The hedge fund industry has now seen five successive quarters of net outflows; net redemptions since Q4 2015 have totalled USD119 billion. 

Funds pursuing an equities strategy were the only sector to see net outflows in every quarter of 2016. Equities strategies (USD50 billion), credit strategies (USD28 billion), relative value strategies (USD25 billion) and multi-strategy (USD23 billion) funds account for the majority of 2016 outflows. 

The largest proportion of funds of every leading strategy saw net outflows. Of these, the majority of equities strategies (53 per cent), macro strategies (56 per cent) and niche strategies (60 per cent) funds recorded net redemptions. 

The majority (58 per cent) of funds with USD1 billion or more in assets saw net outflows in Q4 2016, while only 26 per cent saw inflows.

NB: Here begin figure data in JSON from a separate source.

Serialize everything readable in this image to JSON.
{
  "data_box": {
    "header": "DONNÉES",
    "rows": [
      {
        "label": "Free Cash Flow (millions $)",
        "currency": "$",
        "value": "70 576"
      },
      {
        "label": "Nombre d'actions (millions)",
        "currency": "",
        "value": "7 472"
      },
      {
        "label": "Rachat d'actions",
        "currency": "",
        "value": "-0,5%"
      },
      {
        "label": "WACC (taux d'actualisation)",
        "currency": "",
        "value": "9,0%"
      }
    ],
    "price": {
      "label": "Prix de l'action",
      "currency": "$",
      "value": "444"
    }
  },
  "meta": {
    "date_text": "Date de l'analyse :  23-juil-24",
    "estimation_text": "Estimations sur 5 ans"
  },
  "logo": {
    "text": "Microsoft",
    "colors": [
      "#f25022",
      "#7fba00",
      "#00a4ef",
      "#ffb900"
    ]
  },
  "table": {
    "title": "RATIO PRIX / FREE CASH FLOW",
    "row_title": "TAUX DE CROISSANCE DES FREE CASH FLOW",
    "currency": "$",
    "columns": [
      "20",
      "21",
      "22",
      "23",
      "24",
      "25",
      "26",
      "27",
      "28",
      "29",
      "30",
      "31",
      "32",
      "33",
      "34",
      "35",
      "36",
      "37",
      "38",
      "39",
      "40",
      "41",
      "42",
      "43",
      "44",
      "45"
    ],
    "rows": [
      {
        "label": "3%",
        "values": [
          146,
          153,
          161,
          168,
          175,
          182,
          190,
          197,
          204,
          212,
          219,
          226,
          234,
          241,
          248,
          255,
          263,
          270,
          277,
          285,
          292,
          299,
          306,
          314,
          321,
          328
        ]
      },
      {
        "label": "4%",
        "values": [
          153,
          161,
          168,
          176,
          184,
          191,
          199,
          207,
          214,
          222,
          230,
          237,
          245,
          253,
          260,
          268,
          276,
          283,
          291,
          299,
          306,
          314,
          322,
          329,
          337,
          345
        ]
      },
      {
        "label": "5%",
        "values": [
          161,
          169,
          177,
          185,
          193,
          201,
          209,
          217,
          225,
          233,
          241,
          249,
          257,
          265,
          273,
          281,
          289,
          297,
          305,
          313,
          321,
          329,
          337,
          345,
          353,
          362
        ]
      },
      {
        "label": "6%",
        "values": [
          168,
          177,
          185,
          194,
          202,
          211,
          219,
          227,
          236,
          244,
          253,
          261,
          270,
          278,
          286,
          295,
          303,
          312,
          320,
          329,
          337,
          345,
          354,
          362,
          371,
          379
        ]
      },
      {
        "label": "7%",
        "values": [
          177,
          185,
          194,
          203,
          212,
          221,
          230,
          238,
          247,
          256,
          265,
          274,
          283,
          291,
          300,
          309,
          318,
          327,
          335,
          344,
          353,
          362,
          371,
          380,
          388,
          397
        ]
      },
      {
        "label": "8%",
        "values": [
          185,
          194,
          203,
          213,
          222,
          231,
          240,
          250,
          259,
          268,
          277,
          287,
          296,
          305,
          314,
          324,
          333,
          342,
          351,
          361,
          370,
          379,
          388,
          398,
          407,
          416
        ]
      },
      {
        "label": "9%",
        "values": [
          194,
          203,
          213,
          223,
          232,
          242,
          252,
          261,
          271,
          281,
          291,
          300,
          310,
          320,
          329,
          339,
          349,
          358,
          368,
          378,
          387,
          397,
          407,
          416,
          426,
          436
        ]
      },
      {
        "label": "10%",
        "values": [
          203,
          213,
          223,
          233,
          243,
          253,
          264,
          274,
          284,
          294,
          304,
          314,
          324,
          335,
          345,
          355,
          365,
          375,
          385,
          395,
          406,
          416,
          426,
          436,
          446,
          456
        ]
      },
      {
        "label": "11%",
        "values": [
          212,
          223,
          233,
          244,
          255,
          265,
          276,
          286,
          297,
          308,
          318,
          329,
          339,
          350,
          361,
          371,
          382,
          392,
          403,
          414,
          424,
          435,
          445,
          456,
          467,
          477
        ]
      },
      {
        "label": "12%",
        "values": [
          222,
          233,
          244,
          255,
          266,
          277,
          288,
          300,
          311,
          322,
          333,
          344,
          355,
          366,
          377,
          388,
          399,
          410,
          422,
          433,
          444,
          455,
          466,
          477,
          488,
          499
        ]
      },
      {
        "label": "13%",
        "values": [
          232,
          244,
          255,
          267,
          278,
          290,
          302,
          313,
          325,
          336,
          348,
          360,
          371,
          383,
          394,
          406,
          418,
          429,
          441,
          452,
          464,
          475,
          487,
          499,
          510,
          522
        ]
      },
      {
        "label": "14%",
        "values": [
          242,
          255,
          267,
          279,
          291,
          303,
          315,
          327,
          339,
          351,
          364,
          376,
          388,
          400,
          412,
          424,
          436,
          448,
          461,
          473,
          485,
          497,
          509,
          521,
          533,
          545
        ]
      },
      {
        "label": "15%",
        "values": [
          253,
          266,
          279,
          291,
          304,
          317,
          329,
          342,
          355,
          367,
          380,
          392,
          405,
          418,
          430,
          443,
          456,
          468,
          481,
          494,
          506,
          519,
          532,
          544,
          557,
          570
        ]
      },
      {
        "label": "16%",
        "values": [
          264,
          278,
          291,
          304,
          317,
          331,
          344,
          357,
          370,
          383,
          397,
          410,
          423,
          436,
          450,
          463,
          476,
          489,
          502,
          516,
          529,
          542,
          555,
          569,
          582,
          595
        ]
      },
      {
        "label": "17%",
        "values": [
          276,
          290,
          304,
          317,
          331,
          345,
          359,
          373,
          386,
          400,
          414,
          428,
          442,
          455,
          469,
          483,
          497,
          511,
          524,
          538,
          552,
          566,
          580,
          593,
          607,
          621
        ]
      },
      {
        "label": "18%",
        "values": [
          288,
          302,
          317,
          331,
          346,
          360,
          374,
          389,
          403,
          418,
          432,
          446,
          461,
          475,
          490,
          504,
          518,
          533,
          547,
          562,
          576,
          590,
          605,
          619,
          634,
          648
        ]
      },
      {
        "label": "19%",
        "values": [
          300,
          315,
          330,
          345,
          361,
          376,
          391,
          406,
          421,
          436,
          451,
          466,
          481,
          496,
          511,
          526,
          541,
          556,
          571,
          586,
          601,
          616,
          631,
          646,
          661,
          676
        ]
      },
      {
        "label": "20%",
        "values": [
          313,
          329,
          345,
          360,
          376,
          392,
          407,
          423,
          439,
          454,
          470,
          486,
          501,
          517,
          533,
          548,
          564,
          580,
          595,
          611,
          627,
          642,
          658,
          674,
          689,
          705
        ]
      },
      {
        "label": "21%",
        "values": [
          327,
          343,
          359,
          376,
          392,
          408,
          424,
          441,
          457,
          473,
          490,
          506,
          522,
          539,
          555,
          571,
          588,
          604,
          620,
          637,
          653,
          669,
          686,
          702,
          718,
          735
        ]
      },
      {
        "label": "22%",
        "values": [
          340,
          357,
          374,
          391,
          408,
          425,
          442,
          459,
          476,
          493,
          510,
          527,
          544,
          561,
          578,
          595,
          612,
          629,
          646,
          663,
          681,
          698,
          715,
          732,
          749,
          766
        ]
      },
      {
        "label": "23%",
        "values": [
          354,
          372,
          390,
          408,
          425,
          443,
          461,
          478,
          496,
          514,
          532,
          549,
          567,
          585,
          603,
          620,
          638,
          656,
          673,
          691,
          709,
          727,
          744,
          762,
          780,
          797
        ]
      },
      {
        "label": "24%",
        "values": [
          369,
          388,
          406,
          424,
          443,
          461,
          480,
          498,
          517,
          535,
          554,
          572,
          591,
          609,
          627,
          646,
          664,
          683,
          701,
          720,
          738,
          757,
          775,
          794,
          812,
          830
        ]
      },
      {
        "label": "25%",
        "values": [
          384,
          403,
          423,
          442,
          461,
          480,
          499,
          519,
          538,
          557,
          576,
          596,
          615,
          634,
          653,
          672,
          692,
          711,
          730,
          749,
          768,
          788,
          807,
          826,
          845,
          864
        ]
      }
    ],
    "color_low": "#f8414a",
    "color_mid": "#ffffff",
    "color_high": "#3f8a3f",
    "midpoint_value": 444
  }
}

Among the smallest funds with less than USD100 million in assets, 49 per cent recorded net Q4 outflows, and 35 per cent saw inflows. 

Funds that recorded higher returns in 2015 were more likely to see net inflows in Q4 2016. Forty-four percent of funds that gained 5.00 per cent or more the previous year saw net inflows, twice the proportion of funds that saw 2015 losses of more than 5.00 per cent. 

Similarly, funds with higher performance in H1 2016 were more likely to see net Q4 inflows. However, even among funds that returned +5.00 per cent or more, a greater proportion saw net outflows (46 per cent) than saw inflows (40 per cent) through the quarter. 

Amy Bensted, Head of Hedge Fund Products, says: “Investors continued to withdraw capital from the hedge fund industry over 2016, as concerns around performance and fees grew, despite the Preqin All-Strategies Hedge Fund benchmark recording its highest gain in three years. In total, hedge funds recorded outflows of USD110 billion in 2016; however, CTAs recorded net inflows of USD25 billion, as investors rebalanced in favour of these strategies at the start of the year. 

“With performance at the forefront of investors’ minds in 2016, Preqin’s data shows that those funds that posted superior performance in 2015 and the first half of 2016 saw greater inflows than funds which made smaller gains. Therefore, as we move forwards in 2017, it is likely that investors will continue to scrutinize the returns of funds, and are likely to continue to withdraw money from funds that have failed to meet their own individual or benchmark returns.”